Amazon SageMaker has introduced a new capability that can help reduce the time it takes for the generative artificial intelligence (AI) models it supports to automatically scale. With this enhancement, the responsiveness of AI applications can be improved when demand becomes volatile. The emergence of foundation models (FMs) and large language models (LLMs) has brought new challenges to generative AI, often taking several seconds to process and sometimes only handling a limited number of simultaneous requests.
To combat these challenges, SageMaker offers endpoints for generative AI inference, reducing FM deployment costs by 50% and latency by 20% on average. SageMaker can deliver up to twice the throughput while reducing costs around 50% for generative AI performance. It provides streaming support for LLMs, enabling real-time streaming of tokens instead of waiting for a full response, enhancing the experiences of generative AI applications, such as conversational AI assistants.
To optimise real-time inference workloads, SageMaker uses Application Auto Scaling, which adjusts instance numbers and the quantity of model copies deployed in response to real-time changes in demand. If in-flight requests pass a certain threshold, auto scaling increases the available instances and deploys extra model copies to meet the heightened demand. This adaptive scaling ensures resources are optimally utilised, balancing performance needs with financial concerns.

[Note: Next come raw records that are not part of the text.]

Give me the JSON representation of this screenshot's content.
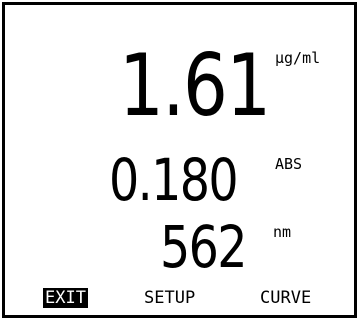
{
  "readings": {
    "concentration": {
      "value": "1.61",
      "unit": "µg/ml"
    },
    "absorbance": {
      "value": "0.180",
      "unit": "ABS"
    },
    "wavelength": {
      "value": "562",
      "unit": "nm"
    }
  },
  "softkeys": [
    {
      "label": "EXIT",
      "selected": true
    },
    {
      "label": "SETUP",
      "selected": false
    },
    {
      "label": "CURVE",
      "selected": false
    }
  ],
  "colors": {
    "background": "#ffffff",
    "foreground": "#000000"
  }
}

SageMaker now emits two new sub-minute metrics : ConcurrentRequestsPerModel, that measures overall concurrency of requests per model, and ConcurrentRequestsPerCopy to measure concurrency when SageMaker real-time inference components are being used. These metrics give a more direct and accurate representation of the load on the system. This means that the models can scale more effectively and improve users experiences of using AI applications.
In conclusion, Amazon SageMaker’s new enhancements can allow users to improve the speed and responsiveness of generative AI applications. Application Auto Scaling helps to adapt and optimise the system to the changing demands, in real-time. Amazon encourages users to test these new metrics and evaluate the improvements on FM and LLM workloads on SageMaker endpoints.